Chapitre 4 : Machines
Surface de Mars
Campement de l'expédition Columbus
Débarrassés des casques et des masques, l'équipe de la lieutenante Federico rejoignit vite le reste des membres de Columbus. En arrivant, ils purent constater qu'une ligne de rochers avait été déplacée pour improviser un muret afin de se mettre à couvert. L'un des hommes se retourna et aperçut un nuage de fumée se rapprocher.
« C'est peut-être des véhicules, pressez le pas ! »
Arrivés à quelques mètres du mur, les Terriens purent voir ce qui les rattrapait. C'était bien des véhicules rapides, des sortes d'engins à répulsion, sans roues. D'une forme allongée, ils dévoilèrent aussitôt une mitrailleuse sur le flanc et ouvrirent le feu. L'équipe n'eût que le temps de sauter au-dessus des rochers et se mettre à plat ventre. Une voix se fit entendre :
« Alors, vous avez décidé de vous reposer ? Relevez-vous et ouvrez le feu ! »
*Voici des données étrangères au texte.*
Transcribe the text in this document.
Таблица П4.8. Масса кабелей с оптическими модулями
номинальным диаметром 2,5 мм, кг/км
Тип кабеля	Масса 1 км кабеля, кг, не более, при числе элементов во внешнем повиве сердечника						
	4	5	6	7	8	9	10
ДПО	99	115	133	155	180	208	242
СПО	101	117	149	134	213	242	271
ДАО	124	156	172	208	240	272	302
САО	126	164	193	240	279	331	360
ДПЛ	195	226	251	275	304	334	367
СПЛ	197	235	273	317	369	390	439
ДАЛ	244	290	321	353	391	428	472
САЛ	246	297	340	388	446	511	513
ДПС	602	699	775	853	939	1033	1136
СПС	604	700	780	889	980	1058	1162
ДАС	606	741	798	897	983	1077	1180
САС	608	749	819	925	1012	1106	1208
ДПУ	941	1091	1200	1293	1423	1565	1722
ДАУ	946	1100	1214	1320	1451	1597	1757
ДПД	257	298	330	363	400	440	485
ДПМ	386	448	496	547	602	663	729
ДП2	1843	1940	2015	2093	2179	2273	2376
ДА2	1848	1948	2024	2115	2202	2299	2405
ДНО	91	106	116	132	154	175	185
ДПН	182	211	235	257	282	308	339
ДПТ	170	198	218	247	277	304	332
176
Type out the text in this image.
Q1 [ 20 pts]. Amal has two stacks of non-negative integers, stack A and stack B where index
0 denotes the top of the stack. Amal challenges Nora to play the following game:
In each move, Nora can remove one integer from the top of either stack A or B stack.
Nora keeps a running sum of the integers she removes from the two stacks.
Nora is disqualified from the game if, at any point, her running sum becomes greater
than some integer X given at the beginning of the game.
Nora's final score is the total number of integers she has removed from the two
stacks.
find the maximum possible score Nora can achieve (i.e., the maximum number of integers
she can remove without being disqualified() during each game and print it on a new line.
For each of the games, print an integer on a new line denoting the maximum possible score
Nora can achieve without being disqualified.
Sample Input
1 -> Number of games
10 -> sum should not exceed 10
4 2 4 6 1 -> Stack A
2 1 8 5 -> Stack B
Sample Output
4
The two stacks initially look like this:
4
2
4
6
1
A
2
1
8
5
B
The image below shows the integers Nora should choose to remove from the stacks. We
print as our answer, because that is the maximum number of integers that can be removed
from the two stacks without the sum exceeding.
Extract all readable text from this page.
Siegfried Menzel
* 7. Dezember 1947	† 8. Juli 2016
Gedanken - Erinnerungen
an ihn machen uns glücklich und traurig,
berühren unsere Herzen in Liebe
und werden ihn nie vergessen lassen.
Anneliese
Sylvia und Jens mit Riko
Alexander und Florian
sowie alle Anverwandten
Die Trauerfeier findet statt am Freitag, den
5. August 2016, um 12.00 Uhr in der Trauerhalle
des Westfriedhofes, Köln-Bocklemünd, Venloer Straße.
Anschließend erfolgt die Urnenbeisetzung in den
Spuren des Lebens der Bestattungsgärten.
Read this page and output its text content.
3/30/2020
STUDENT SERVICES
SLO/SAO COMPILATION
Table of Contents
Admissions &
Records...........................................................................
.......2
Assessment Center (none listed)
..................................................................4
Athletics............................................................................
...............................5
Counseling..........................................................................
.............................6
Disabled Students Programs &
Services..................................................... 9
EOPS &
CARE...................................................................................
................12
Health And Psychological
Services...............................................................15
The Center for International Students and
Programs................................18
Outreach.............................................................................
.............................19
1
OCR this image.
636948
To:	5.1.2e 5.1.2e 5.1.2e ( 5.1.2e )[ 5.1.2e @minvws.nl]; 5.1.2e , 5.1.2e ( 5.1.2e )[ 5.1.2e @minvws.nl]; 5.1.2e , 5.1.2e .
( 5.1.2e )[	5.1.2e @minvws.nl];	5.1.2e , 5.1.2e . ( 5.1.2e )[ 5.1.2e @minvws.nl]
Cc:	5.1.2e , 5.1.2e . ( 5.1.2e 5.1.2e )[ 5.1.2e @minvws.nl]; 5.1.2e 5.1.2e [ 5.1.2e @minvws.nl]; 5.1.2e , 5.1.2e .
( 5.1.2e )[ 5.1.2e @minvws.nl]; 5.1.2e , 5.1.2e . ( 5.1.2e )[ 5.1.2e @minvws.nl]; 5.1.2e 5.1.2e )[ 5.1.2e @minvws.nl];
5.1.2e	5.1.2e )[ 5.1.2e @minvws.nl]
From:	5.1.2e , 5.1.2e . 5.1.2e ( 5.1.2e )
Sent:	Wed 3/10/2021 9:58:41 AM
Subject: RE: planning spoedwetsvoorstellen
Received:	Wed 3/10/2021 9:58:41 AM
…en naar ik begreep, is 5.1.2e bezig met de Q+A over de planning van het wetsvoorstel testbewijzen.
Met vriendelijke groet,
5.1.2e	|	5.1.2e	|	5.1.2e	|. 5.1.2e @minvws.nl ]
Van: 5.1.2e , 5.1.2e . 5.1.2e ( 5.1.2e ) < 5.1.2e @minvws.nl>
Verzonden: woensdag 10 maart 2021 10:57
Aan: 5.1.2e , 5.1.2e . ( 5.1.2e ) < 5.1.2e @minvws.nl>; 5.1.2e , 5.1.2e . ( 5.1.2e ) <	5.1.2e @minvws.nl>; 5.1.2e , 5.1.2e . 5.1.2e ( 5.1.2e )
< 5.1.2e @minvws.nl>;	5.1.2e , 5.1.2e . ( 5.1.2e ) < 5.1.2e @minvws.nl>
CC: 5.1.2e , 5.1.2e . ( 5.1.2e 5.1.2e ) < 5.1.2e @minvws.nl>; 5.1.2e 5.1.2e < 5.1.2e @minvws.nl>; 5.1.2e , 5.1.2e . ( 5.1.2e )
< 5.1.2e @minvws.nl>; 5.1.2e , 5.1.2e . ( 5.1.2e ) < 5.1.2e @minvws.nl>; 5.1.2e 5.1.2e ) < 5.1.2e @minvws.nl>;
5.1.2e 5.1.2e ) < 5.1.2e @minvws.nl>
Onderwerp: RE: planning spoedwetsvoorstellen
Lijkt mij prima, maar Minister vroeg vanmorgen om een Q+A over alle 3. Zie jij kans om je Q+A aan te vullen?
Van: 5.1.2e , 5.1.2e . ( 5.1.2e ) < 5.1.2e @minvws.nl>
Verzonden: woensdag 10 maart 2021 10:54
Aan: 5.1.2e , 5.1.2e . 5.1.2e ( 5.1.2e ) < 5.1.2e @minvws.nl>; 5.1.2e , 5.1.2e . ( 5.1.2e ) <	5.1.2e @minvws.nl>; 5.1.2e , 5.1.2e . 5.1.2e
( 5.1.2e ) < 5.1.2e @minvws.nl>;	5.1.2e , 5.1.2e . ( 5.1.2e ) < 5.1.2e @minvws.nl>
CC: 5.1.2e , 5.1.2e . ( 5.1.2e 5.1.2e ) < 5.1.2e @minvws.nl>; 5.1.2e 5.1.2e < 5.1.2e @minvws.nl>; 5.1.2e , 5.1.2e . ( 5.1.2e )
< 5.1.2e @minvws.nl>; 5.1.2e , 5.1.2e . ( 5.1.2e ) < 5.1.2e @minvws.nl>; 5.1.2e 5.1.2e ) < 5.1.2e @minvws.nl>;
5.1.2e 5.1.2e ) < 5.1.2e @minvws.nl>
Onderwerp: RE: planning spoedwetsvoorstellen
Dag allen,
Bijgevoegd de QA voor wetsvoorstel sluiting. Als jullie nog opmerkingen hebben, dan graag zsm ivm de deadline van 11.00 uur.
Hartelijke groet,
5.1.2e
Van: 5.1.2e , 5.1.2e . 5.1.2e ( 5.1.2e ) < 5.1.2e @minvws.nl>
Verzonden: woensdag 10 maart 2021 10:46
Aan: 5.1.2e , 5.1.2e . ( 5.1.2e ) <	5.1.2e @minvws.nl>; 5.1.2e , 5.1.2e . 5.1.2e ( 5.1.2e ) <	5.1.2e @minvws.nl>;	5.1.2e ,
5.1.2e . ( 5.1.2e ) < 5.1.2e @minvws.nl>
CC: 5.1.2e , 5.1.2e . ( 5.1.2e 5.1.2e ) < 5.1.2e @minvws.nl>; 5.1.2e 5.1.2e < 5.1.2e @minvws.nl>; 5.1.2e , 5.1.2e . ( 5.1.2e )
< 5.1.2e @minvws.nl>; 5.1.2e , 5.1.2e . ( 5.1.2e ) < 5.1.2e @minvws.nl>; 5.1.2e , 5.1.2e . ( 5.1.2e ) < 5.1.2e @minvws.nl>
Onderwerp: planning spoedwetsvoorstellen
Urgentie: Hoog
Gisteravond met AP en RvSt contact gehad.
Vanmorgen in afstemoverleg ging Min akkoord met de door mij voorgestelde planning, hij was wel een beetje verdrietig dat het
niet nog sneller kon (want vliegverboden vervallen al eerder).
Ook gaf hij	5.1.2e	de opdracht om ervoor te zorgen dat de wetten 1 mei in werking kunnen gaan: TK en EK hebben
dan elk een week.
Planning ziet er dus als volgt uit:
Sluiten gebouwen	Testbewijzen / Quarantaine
Le capitaine Tenson, l'arme au poing, avait déjà posté les combattants derrière le rempart de fortune et la mitraillade commença. Yazdi et Harris, les deux journalistes, étaient amenés en vitesse à l'intérieur d'une navette, malgré leurs vives protestations. et leur volonté de couvrir l'évènement. Quelques motojets arrivèrent jusqu'aux rochers. Les machines qui les conduisaient mirent pied à terre et attrapèrent leurs fusils, mais quelques grenades les délogèrent immédiatement. L'attaque était finie en quelques minutes à peine. L'Anglais marcha rapidement vers l'Espagnole et l'harangua :
« Dites-moi lieutenante, est-il possible de m'expliquer pourquoi n'avez-vous ni casques ni oxygène ?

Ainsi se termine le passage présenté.